A la cour, elle a raconté avec une profonde émotion les aiguilles d’acupuncture qu’Alexandre Ip lui enfonçait dans ses parties intimes, causant d’intenses douleurs qui la faisaient hurler. Dans la demi-heure qui suit la plainte de Leïla, le cabinet est placé sous scellé, le smartphone et le matériel informatique du médecin sont saisis. Des centaines de photos de femmes nues ou en sous-vêtements, ainsi que des gros plans de parties génitales féminines sont retrouvés dans le téléphone de l’accusé.

Une première plainte classée sans suite en 2010

Les enquêteurs font alors le lien avec une précédente plainte déposée 10 ans plus tôt contre le médecin. Une jeune patiente avait dénoncé avoir similairement surpris le généraliste en train de prendre une photo de ses parties génitales. En 2010, cette plainte avait été classée sans suite. Analysant le répertoire de la patientèle du généraliste, les enquêteurs ont recueilli les témoignages de viols et d’agressions de plusieurs femmes. Cinq portent plainte et se constituent parties civiles au procès.

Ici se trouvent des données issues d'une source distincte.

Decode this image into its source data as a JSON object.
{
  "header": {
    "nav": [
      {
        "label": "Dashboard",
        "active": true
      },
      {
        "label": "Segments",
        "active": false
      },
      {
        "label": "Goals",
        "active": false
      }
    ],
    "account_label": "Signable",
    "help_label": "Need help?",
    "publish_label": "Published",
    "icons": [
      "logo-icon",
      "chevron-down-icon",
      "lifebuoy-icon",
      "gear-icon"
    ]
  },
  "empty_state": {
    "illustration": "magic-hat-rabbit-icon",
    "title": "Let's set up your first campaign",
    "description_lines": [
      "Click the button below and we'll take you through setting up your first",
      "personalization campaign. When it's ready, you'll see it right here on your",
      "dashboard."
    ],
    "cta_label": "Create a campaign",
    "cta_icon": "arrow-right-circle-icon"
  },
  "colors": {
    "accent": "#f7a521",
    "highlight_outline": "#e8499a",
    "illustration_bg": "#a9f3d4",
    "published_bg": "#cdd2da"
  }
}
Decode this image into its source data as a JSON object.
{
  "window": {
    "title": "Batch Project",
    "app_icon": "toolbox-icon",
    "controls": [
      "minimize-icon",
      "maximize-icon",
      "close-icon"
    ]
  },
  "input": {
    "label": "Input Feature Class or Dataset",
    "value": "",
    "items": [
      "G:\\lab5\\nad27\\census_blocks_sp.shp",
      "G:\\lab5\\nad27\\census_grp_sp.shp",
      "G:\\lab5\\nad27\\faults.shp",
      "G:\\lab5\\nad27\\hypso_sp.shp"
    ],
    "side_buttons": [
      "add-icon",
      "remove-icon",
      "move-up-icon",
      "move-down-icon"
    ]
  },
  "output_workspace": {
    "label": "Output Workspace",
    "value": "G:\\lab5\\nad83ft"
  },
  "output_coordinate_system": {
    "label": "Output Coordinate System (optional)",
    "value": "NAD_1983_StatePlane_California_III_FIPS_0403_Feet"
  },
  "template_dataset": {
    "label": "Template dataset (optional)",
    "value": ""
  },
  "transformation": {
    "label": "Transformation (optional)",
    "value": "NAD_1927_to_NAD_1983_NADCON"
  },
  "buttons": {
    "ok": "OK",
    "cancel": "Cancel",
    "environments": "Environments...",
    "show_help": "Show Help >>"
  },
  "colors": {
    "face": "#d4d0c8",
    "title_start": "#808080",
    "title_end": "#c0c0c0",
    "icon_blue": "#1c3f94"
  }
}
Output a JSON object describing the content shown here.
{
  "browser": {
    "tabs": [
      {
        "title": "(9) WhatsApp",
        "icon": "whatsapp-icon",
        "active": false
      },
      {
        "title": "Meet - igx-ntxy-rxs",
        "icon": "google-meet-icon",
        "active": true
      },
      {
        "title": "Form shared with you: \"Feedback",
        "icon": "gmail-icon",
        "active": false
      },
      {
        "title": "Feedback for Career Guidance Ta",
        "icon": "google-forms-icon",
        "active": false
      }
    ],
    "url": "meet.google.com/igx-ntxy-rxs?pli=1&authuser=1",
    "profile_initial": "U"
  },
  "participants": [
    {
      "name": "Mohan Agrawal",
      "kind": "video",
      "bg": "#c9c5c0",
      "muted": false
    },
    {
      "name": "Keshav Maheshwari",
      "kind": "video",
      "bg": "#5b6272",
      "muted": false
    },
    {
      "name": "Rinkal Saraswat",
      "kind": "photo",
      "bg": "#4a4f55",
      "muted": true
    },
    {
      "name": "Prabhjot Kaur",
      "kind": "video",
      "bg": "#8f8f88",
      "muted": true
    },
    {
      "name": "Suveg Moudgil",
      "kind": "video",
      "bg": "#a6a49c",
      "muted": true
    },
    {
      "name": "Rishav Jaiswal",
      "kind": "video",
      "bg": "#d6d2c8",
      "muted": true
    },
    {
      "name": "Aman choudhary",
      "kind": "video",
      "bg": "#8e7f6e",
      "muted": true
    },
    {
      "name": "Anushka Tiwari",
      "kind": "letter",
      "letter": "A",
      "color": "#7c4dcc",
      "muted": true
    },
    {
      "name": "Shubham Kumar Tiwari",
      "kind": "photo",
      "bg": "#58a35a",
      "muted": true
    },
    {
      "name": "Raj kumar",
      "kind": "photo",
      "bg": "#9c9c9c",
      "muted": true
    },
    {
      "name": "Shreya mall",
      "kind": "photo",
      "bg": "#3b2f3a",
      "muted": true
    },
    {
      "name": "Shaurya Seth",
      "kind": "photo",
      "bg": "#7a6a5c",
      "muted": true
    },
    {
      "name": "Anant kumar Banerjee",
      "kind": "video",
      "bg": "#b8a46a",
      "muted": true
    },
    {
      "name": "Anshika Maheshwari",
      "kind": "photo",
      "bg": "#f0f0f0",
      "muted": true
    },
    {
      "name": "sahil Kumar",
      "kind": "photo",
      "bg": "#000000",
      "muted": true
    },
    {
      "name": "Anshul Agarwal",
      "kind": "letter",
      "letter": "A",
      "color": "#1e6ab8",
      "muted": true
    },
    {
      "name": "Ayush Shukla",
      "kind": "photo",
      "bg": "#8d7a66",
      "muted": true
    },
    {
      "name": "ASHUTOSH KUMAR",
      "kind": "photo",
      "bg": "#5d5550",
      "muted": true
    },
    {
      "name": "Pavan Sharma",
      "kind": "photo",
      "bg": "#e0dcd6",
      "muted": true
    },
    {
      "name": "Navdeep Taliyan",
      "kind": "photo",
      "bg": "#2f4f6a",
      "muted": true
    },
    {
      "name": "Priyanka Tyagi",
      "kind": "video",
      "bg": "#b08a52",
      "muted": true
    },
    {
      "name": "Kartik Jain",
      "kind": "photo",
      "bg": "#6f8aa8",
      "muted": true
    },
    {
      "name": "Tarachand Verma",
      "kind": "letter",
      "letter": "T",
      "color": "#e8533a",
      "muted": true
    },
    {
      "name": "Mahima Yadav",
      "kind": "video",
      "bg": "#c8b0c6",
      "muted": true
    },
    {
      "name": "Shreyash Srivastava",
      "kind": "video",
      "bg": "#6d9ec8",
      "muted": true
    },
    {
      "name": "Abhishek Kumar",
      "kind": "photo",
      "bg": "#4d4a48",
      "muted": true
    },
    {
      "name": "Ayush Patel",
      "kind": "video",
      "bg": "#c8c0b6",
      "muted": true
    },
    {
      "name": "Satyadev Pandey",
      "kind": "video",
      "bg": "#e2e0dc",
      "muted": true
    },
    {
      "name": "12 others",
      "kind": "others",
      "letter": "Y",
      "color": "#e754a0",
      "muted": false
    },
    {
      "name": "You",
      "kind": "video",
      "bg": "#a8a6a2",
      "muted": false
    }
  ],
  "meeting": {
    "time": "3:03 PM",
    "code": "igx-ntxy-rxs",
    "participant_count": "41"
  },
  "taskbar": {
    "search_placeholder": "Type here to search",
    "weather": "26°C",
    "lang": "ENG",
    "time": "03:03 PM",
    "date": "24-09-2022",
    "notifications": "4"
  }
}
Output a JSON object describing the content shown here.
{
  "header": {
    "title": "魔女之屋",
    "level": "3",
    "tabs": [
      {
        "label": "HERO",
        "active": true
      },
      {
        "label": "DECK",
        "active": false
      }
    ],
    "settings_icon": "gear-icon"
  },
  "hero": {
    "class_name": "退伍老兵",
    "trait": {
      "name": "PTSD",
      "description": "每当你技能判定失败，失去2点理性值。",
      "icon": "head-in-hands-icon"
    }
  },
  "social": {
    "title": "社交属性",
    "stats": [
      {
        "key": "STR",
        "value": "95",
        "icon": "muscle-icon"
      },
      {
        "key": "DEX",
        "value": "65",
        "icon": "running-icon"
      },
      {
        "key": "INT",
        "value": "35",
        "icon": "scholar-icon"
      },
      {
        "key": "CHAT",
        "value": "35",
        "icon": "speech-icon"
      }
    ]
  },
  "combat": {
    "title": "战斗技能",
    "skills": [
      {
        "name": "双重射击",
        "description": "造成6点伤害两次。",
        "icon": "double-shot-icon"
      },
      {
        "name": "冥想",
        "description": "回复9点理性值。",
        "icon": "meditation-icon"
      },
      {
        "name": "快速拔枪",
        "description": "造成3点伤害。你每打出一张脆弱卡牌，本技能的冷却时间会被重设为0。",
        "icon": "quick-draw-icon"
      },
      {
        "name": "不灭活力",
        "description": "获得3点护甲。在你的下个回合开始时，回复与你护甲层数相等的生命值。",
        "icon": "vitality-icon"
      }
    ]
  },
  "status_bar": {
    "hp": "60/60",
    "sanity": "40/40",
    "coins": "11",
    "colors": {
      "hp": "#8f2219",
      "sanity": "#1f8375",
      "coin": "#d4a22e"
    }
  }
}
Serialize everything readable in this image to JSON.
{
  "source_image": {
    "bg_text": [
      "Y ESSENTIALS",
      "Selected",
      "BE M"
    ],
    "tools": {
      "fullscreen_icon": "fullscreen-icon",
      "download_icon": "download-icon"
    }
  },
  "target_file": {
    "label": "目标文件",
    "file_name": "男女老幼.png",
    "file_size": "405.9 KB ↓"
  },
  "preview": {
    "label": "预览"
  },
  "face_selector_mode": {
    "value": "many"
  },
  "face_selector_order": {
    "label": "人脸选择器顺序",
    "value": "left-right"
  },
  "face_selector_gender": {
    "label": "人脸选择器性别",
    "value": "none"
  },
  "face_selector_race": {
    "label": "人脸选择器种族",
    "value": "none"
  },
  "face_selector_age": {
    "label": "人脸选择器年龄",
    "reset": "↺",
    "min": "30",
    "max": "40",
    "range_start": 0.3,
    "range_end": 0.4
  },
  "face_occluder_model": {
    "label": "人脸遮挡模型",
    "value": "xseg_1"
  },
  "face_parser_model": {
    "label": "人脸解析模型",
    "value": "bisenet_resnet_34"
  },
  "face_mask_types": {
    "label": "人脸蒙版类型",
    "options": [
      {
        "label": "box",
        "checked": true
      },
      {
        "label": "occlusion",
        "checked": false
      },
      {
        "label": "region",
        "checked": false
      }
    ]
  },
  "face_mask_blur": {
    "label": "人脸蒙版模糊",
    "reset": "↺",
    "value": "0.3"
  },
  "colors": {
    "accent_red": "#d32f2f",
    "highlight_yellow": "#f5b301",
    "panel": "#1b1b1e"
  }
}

A la barre mardi, l’accusé de 63 ans leur a maladroitement promis qu’il ne « ferait plus jamais ce genre de bêtises ». Le président de la cour a estimé que les séances de massage, imposées aux patientes sous un prétexte de médecine traditionnelle chinoise, « ressemblent plus à des séances de torture ».

Conseil de Leïla, Me Serge Portelli a salué une décision « à la hauteur des faits terribles qui ont été commis par l’accusé ». L’avocat a par ailleurs trouvé « très émouvant de voir ces jeunes femmes exprimer une solidarité » tout au long de l’audience, souvent éprouvante émotionnellement pour elles. Elles ont unanimement refusé de témoigner à huis clos car le dossier était « plus large » que ce qui est reproché au docteur Ip, a fait valoir Me Portelli. Il rapporte que les plaignantes « voulaient que ça dépasse le cadre d’une salle d’audience en disant : ‘On a envie que les médecins le sachent' ».

Alexandre Ip, qui a reconnu l’intégralité des faits commis « a pleinement assumé sa culpabilité », a déclaré son avocate Me Sandy Corler, précisant qu’il ne fera pas appel de la décision. « Il a eu la capacité, lors de cette audience, de formuler des excuses et des regrets sincères, et d’exprimer une honte authentique qui a su convaincre la cour criminelle », a-t-elle indiqué à la presse.